The advantage of using a miniature horse rather than a dog is that the horses would be able to work as an aide for between 20 and 30 years. It costs around £50,000 to train a guide dog that would have a working life of around ten years, so if you can get treble that amount of work for the same financial input from miniature horses with an equally reliable nature it makes financial sense.
Children visiting Yummleys will be able to immerse themselves in the world of My Little Pony. There is an area in the coffee shop set aside especially for them, with My Little Pony toys and a Brio train set to play with while the adults have a coffee. Outside, families will have the opportunity to see Vita and Merlin in their specially-built miniature stable which will be decorated with hanging baskets in My Little Pony style.

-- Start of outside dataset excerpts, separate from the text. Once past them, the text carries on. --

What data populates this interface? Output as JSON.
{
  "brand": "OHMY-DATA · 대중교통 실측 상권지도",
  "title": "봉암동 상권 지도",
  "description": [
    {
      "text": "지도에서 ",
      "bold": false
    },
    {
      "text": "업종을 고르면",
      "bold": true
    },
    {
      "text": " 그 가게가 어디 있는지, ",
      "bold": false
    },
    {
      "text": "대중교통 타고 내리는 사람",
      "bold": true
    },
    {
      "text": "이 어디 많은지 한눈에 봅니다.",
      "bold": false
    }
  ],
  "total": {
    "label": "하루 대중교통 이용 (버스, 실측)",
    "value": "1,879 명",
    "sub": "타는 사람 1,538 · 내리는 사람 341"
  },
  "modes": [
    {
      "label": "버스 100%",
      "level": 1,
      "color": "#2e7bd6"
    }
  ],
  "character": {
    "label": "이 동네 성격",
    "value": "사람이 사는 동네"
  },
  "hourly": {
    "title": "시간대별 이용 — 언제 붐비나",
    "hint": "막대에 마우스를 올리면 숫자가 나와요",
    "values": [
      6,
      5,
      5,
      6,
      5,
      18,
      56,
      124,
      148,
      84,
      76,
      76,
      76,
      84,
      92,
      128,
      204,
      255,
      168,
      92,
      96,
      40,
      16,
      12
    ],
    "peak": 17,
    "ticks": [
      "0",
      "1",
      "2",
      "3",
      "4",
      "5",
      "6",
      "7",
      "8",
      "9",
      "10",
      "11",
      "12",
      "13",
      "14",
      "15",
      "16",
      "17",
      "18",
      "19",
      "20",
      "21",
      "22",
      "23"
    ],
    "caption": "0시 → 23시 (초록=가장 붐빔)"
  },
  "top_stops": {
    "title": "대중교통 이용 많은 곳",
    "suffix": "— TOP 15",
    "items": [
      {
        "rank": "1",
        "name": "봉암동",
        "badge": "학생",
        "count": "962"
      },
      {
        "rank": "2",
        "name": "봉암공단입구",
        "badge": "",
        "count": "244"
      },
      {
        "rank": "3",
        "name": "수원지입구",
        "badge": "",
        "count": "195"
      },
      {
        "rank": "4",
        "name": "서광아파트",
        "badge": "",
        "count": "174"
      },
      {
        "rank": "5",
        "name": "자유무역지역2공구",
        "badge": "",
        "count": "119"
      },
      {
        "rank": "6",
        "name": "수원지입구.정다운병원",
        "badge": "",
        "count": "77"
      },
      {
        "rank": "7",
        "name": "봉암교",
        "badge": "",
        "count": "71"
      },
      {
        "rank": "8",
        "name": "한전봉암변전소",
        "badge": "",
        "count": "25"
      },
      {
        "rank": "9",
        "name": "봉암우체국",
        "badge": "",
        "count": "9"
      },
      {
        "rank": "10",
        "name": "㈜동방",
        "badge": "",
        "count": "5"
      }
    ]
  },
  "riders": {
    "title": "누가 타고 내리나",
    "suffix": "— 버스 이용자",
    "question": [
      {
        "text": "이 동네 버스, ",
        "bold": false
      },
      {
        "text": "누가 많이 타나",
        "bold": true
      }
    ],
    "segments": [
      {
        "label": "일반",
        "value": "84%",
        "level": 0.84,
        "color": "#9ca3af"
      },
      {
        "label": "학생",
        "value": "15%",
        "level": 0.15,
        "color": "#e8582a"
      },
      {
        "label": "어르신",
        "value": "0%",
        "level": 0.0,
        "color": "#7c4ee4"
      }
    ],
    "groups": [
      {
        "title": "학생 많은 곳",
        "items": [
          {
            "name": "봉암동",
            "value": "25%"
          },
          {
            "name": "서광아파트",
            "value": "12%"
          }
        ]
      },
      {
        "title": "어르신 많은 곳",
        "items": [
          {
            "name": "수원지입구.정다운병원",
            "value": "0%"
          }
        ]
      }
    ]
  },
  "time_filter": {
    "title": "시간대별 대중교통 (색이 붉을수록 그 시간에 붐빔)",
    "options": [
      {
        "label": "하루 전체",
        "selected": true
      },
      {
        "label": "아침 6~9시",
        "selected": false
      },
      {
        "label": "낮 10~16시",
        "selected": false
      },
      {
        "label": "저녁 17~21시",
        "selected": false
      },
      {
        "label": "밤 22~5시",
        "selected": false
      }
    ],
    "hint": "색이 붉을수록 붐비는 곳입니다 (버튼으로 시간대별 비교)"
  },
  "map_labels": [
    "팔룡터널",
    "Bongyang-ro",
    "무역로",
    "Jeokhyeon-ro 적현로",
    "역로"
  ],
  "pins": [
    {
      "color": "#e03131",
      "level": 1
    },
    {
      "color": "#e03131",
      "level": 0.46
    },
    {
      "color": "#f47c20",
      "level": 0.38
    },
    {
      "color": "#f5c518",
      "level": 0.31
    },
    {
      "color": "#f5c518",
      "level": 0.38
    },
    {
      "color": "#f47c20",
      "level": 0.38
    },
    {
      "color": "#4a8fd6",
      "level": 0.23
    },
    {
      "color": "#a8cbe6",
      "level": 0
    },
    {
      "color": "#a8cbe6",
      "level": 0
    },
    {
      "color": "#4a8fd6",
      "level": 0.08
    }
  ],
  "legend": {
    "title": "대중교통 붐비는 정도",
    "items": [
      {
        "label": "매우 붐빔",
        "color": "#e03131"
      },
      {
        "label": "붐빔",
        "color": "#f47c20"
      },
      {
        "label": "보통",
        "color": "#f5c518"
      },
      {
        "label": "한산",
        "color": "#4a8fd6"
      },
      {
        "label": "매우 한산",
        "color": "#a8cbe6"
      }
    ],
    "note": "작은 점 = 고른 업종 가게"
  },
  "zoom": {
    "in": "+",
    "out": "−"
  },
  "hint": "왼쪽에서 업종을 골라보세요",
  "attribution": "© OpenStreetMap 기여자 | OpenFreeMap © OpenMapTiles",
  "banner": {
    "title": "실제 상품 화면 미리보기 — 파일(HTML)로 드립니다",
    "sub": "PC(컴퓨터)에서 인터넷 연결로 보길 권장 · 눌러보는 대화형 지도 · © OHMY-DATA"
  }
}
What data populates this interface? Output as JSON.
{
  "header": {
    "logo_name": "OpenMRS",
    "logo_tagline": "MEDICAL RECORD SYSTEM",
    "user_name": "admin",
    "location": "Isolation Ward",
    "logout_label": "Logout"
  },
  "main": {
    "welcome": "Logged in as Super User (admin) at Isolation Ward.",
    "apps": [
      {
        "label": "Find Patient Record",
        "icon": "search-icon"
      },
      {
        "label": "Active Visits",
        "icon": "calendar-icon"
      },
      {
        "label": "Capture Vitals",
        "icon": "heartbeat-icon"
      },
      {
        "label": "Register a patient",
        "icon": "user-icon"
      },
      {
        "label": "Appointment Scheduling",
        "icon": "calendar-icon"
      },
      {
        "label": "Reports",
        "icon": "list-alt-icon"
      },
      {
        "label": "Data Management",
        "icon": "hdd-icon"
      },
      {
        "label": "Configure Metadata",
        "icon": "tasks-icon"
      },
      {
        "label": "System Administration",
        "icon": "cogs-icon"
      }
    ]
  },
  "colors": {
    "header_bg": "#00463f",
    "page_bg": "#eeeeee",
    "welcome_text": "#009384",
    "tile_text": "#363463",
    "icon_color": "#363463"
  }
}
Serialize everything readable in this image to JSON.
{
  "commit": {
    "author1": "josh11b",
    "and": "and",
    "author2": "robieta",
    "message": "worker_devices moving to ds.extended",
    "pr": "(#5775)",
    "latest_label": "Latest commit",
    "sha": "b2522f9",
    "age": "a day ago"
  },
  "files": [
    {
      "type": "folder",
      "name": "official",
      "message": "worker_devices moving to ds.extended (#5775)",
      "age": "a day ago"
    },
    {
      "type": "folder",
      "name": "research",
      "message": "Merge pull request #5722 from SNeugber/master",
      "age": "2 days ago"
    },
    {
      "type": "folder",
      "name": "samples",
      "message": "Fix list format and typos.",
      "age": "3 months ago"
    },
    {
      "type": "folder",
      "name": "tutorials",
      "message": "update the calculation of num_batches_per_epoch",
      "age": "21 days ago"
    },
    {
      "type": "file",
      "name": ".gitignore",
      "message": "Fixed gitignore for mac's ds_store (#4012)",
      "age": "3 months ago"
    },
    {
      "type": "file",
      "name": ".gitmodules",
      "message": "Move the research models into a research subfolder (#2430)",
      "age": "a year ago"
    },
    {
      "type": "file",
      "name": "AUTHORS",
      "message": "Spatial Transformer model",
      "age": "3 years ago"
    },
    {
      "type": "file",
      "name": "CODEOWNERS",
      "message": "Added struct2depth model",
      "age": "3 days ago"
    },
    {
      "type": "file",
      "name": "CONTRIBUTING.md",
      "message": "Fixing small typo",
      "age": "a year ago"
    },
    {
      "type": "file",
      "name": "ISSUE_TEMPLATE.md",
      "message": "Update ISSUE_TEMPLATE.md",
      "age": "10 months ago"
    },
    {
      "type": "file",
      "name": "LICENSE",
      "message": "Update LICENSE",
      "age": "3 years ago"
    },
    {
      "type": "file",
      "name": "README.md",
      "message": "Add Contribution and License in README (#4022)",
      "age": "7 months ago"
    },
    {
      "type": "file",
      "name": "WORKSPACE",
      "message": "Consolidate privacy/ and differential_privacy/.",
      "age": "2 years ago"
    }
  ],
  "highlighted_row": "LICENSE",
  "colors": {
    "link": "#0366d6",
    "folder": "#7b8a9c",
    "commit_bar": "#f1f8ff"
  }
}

Merlin’s transformation to a unicorn is developing him into a mascot, particularly for Riding for the Disabled events, and he is becoming something of a celebrity in some circles.
Contributing to society is very much in the psyche of Merlin’s owner Oli and his partner, Leya. As well as escorting Merlin to his public appearances as a unicorn, they are also donating the takings from their coffee shop to local charitable organisations once a month.
Their first charity Tuesday was this week, March 20, and the recipients on this occasion were the Eyemouth RNLI. Oli and Leah also intend supporting St Abbs and Burnmouth RNLI as well as the local Riding for the Disabled organisation which is five minutes up the road from them.
A former Swiss banker, Oli moved to the Borders five years ago, and this week opens the doors to his latest venture - a coffee shop specialising in Swiss recipe cakes and goodies.
Having grown up on Swiss apple cake, spiced apple cake, Swiss fruit and nut slice Oli knows very well how they should taste and look. Satisfied that they have perfected the recipes – after many months of baking and testing – they are now ready to open their doors to share these Swiss delights with their visitors.
The range and quality of local produce in Berwickshire and Northumberland has already given them food for thought and has got them experimenting with more recipes with a local twist.
Both Oli and Leya are amazed at the wealth of local foods available in the area and have thoroughly enjoyed their tasting sessions - all in the name of research of course.
They are also hoping at some point to be in a position to appoint an apprentice. Oli has a European attitude to the apprenticeship model. “When I started my banking career as an apprentice I went to business school as well and gained by diploma,” he explained.
“Basically we hope to give him a proper training in all aspects of pastry and we’ll be encouraging him to go to chocolate school. For me it’s important because I had an apprenticeship scheme.”
During his career in banking Oli worked for the Swiss bank UBS, followed by five years in the city of London then working on a project with Barclays. “I was always drawn to the British Isles from a young age,” he added. “The magic of these isles steeped in deep history let my imagination go. I ended up working in banking for over two decades, fully submerged in the busy life of finance. Being a family man and coming out of a marriage and a senior role in banking were lessons in my life which led me on a pilgrimage of discovery of myself.”
When he moved to the Borders Oli became involved in historical re-enactments, and recently re-fought the Battle of Philiphaugh – although on this occasion no soldiers were hurt in the ensuing fight. He still has his re-enactment uniform, just doesn’t have so much time to do battle. He is also the proud owner of a working canon!
But for now he is bringing a little taste of his homeland to Berwickshire along with a little bit of horsey magic and Oli couldn’t be happier.